A dataset called RT01 (ISCRTN47772397) of 843 prostate cancer patients was used. PROMs were reported with the University of California, Los Angeles Prostate Cancer Index (UCLA-PCI). Symptom clusters were explored with hierarchical cluster analysis (HCA) and average linkage method (correlation > 0.6). The reliability of the Urinary Function Scale was evaluated with Cronbach’s Alpha. The strength of the relationship between the items was investigated with Spearman’s correlation. Predictive accuracy of the clusters was compared to the scales by receiver operating characteristic (ROC) analysis. Presence of urinary symptoms at 3 years measured with the late effects on normal tissue: subjective, objective, management tool (LENT/SOM) was an endpoint.

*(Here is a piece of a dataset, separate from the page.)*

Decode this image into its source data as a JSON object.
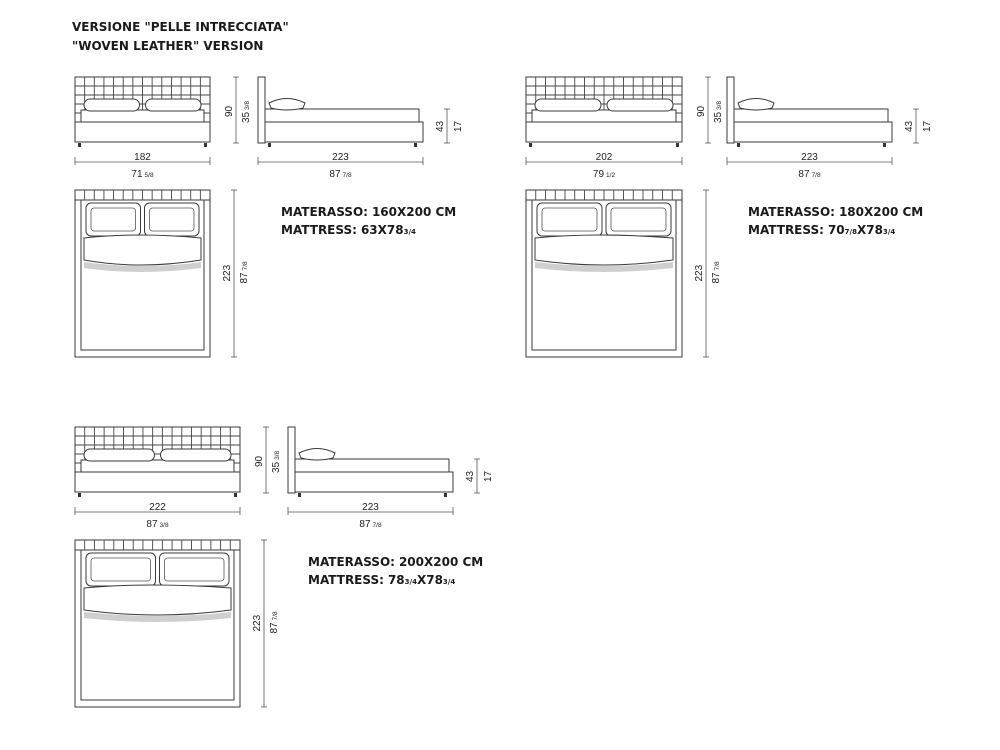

Two symptom clusters were identified (urinary cluster and sexual cluster). The grouping of symptom clusters was different than UCLA-PCI Scales. Two items of the urinary function scales (“number of pads” and “urinary leak interfering with sex”) were excluded from the urinary cluster. The correlation with the other items in the scale ranged from 0.20 to 0.21 and 0.31 to 0.39, respectively. Cronbach’s Alpha showed low correlation of those items with the Urinary Function Scale (0.14–0.36 and 0.33–0.44, respectively). All urinary function scale items were subject to a ceiling effect. Clusters had better predictive accuracy, AUC = 0.70 –0.65, while scales AUC = 0.67–0.61.


This study adds to the knowledge on how cluster analysis can be applied for the interpretation and utilisation of PROMs. We conclude that multiple-item scales should be evaluated and that symptom clusters provide a study-specific approach for modelling and interpretation of PROMs.